WEDNESDAY, Dec. 5, 2018 (HealthDay News) — Migraine with aura is associated with an elevated risk for incident atrial fibrillation (AF), according to a study published online Nov. 14 in Neurology.
Souvik Sen, M.D., M.P.H., from the University of South Carolina in Columbia, and colleagues used data from participants in the Atherosclerosis Risk in Communities study who were interviewed for migraine history in 1993 to 1995 and followed through 2013 for incident AF. The relation between migraine and its subtypes with incident AF was assessed compared to controls without headaches. Data were included for 11,939 participants without prior AF or stroke.
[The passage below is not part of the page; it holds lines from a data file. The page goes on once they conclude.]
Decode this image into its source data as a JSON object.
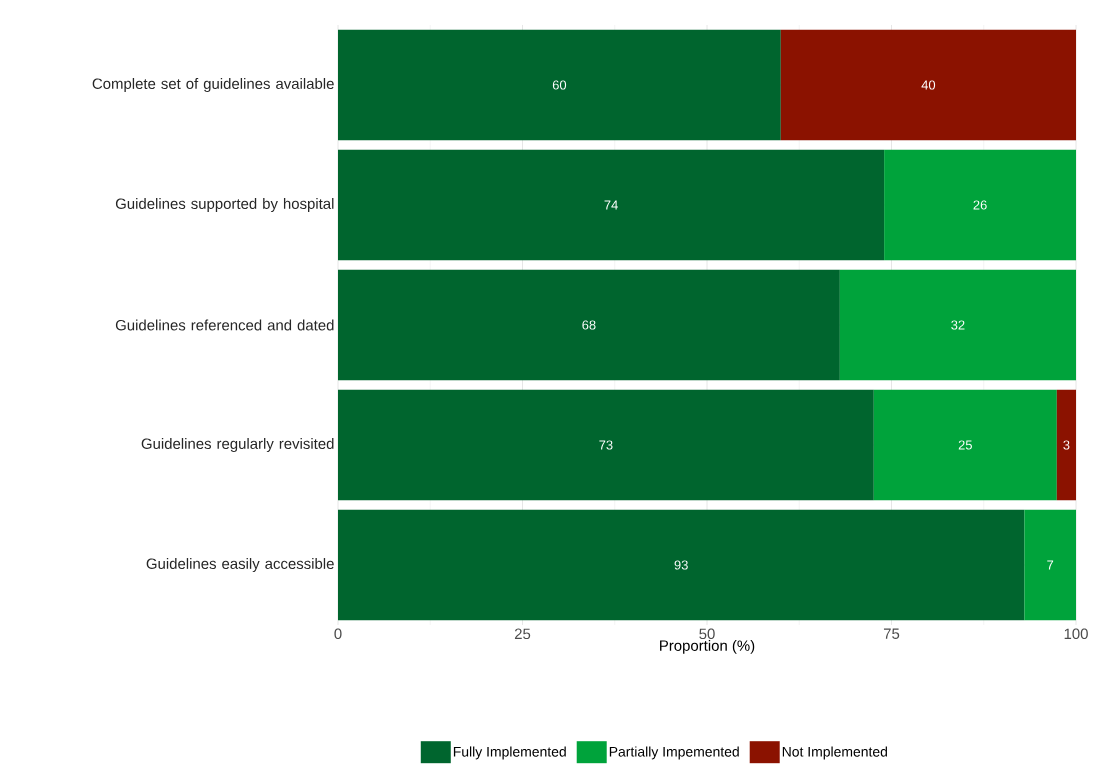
{
  "chart_data": {
    "type": "bar",
    "orientation": "horizontal",
    "stacked": true,
    "categories": [
      "Complete set of guidelines available",
      "Guidelines supported by hospital",
      "Guidelines referenced and dated",
      "Guidelines regularly revisited",
      "Guidelines easily accessible"
    ],
    "series": [
      {
        "name": "Fully Implemented",
        "color": "#00652e",
        "values": [
          60,
          74,
          68,
          72.6,
          93
        ],
        "value_labels": [
          "60",
          "74",
          "68",
          "73",
          "93"
        ]
      },
      {
        "name": "Partially Impemented",
        "color": "#00a33b",
        "values": [
          null,
          26,
          32,
          24.8,
          7
        ],
        "value_labels": [
          null,
          "26",
          "32",
          "25",
          "7"
        ]
      },
      {
        "name": "Not Implemented",
        "color": "#8b1200",
        "values": [
          40,
          null,
          null,
          2.6,
          null
        ],
        "value_labels": [
          "40",
          null,
          null,
          "3",
          null
        ]
      }
    ],
    "xlabel": "Proportion (%)",
    "xlim": [
      0,
      100
    ],
    "xticks": [
      0,
      25,
      50,
      75,
      100
    ],
    "grid": true,
    "legend": "bottom"
  }
}
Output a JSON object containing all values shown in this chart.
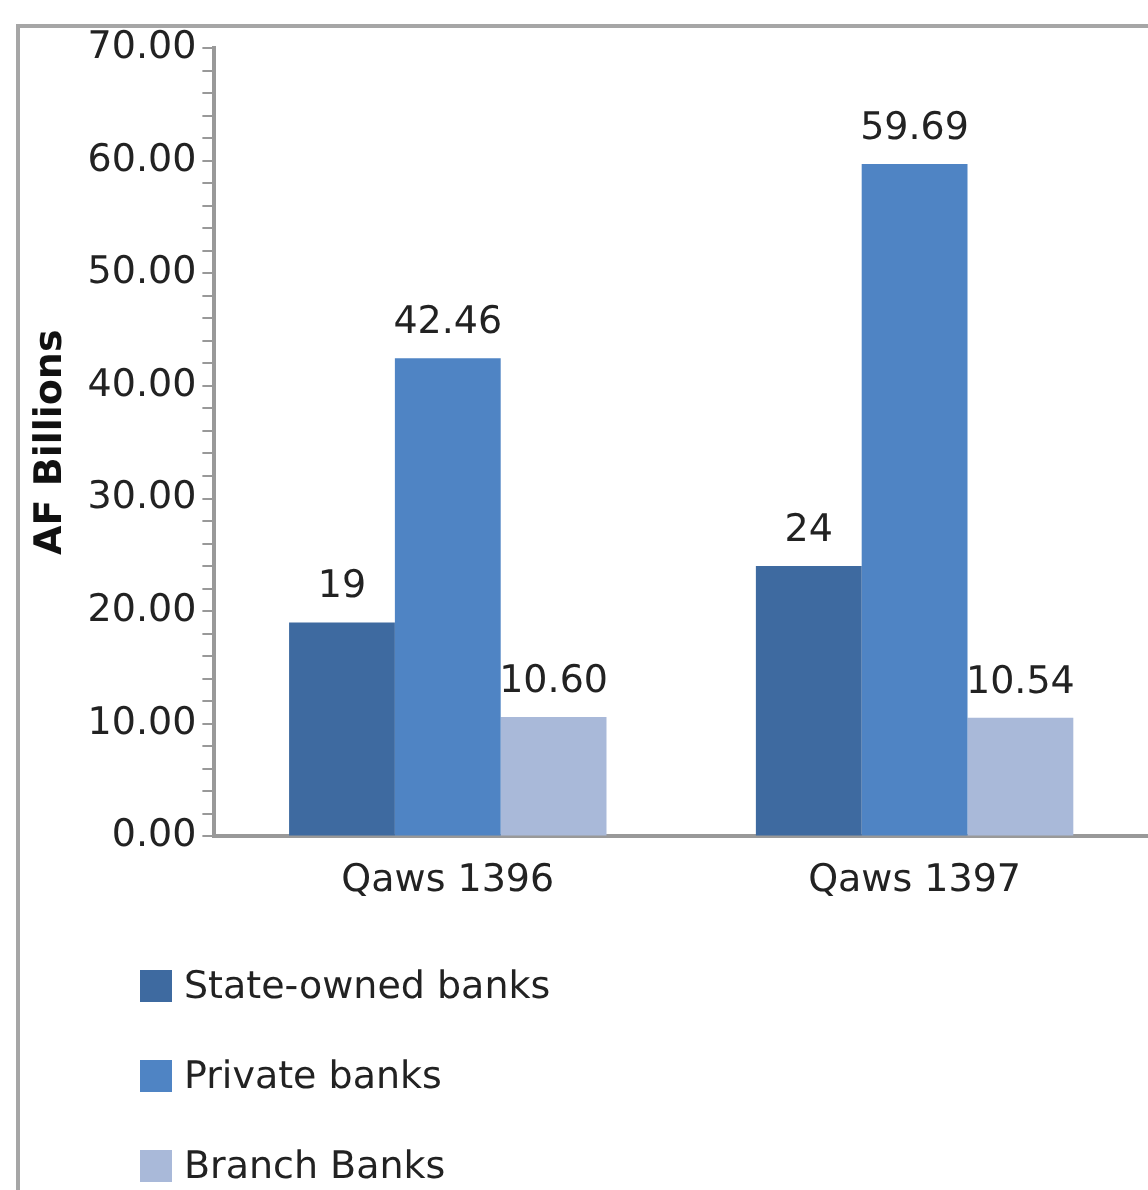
{
  "chart_data": {
    "type": "bar",
    "ylabel": "AF Billions",
    "categories": [
      "Qaws 1396",
      "Qaws 1397"
    ],
    "series": [
      {
        "name": "State-owned banks",
        "color": "#3e6aa0",
        "values": [
          19,
          24
        ],
        "value_labels": [
          "19",
          "24"
        ]
      },
      {
        "name": "Private banks",
        "color": "#4f84c4",
        "values": [
          42.46,
          59.69
        ],
        "value_labels": [
          "42.46",
          "59.69"
        ]
      },
      {
        "name": "Branch Banks",
        "color": "#a9b9d9",
        "values": [
          10.6,
          10.54
        ],
        "value_labels": [
          "10.60",
          "10.54"
        ]
      }
    ],
    "ylim": [
      0,
      70
    ],
    "yticks": [
      {
        "value": 0,
        "label": "0.00"
      },
      {
        "value": 2,
        "label": null
      },
      {
        "value": 4,
        "label": null
      },
      {
        "value": 6,
        "label": null
      },
      {
        "value": 8,
        "label": null
      },
      {
        "value": 10,
        "label": "10.00"
      },
      {
        "value": 12,
        "label": null
      },
      {
        "value": 14,
        "label": null
      },
      {
        "value": 16,
        "label": null
      },
      {
        "value": 18,
        "label": null
      },
      {
        "value": 20,
        "label": "20.00"
      },
      {
        "value": 22,
        "label": null
      },
      {
        "value": 24,
        "label": null
      },
      {
        "value": 26,
        "label": null
      },
      {
        "value": 28,
        "label": null
      },
      {
        "value": 30,
        "label": "30.00"
      },
      {
        "value": 32,
        "label": null
      },
      {
        "value": 34,
        "label": null
      },
      {
        "value": 36,
        "label": null
      },
      {
        "value": 38,
        "label": null
      },
      {
        "value": 40,
        "label": "40.00"
      },
      {
        "value": 42,
        "label": null
      },
      {
        "value": 44,
        "label": null
      },
      {
        "value": 46,
        "label": null
      },
      {
        "value": 48,
        "label": null
      },
      {
        "value": 50,
        "label": "50.00"
      },
      {
        "value": 52,
        "label": null
      },
      {
        "value": 54,
        "label": null
      },
      {
        "value": 56,
        "label": null
      },
      {
        "value": 58,
        "label": null
      },
      {
        "value": 60,
        "label": "60.00"
      },
      {
        "value": 62,
        "label": null
      },
      {
        "value": 64,
        "label": null
      },
      {
        "value": 66,
        "label": null
      },
      {
        "value": 68,
        "label": null
      },
      {
        "value": 70,
        "label": "70.00"
      }
    ],
    "grid": false,
    "legend": "bottom"
  }
}
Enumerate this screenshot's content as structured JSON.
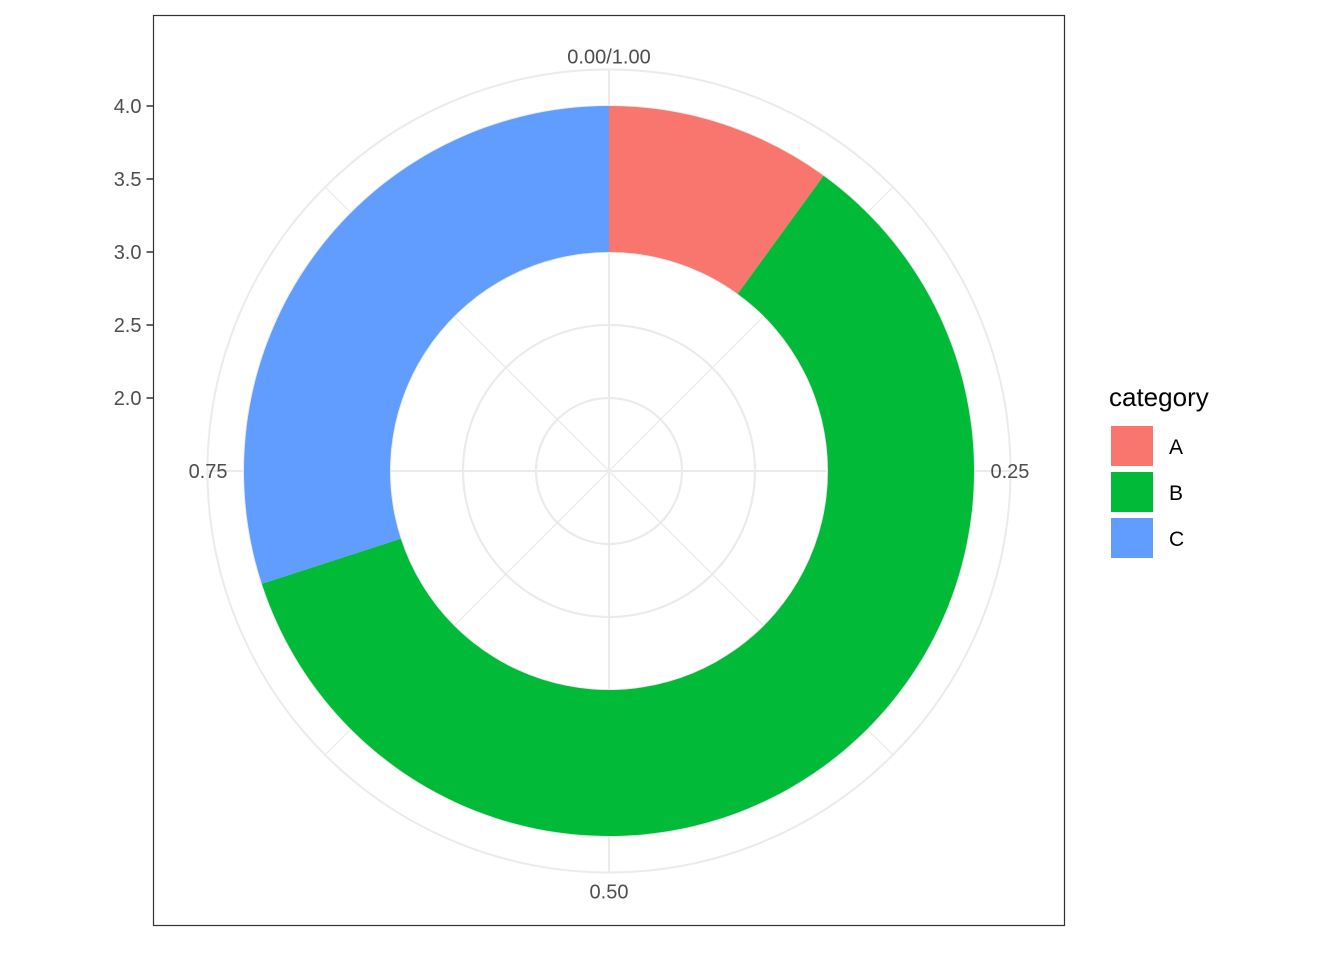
{
  "chart_data": {
    "type": "pie",
    "subtype": "donut",
    "coordinate": "polar",
    "categories": [
      "A",
      "B",
      "C"
    ],
    "values": [
      0.1,
      0.6,
      0.3
    ],
    "colors": {
      "A": "#F8766D",
      "B": "#00BA38",
      "C": "#619CFF"
    },
    "theta_ticks": [
      "0.00/1.00",
      "0.25",
      "0.50",
      "0.75"
    ],
    "theta_tick_values": [
      0,
      0.25,
      0.5,
      0.75
    ],
    "r_ticks": [
      "2.0",
      "2.5",
      "3.0",
      "3.5",
      "4.0"
    ],
    "r_tick_values": [
      2.0,
      2.5,
      3.0,
      3.5,
      4.0
    ],
    "r_range": [
      1.5,
      4.0
    ],
    "ring_r": [
      3.0,
      4.0
    ],
    "r_gridlines": [
      2.0,
      2.5,
      3.0,
      3.5,
      4.0,
      4.25
    ],
    "grid": true,
    "legend": {
      "title": "category",
      "position": "right",
      "items": [
        {
          "label": "A",
          "color": "#F8766D"
        },
        {
          "label": "B",
          "color": "#00BA38"
        },
        {
          "label": "C",
          "color": "#619CFF"
        }
      ]
    }
  }
}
The researchers found that 426 participants reported migraines with visual aura, 1,090 reported migraine without visual aura, 1,018 reported nonmigraine headache, and 9,405 reported no headache. Incident AF was noted in 15 percent of 1,516 patients with migraine and 17 percent of 9,405 participants without headache during a 20-year follow-up period. Migraine with visual aura was associated with an increased AF risk versus no headache and versus migraine without visual aura after adjustment for multiple confounders (hazard ratios, 1.3 and 1.39, respectively).
“This finding has important clinical implications and may help us better understand the AF mediation of the migraine-stroke link,” the authors write. “A randomized clinical trial may help ascertain whether patients with migraine with visual aura may benefit from AF detection and subsequent anticoagulation or antiplatelet therapy as a primary stroke prevention strategy.”
One author disclosed financial ties to Tian Medical.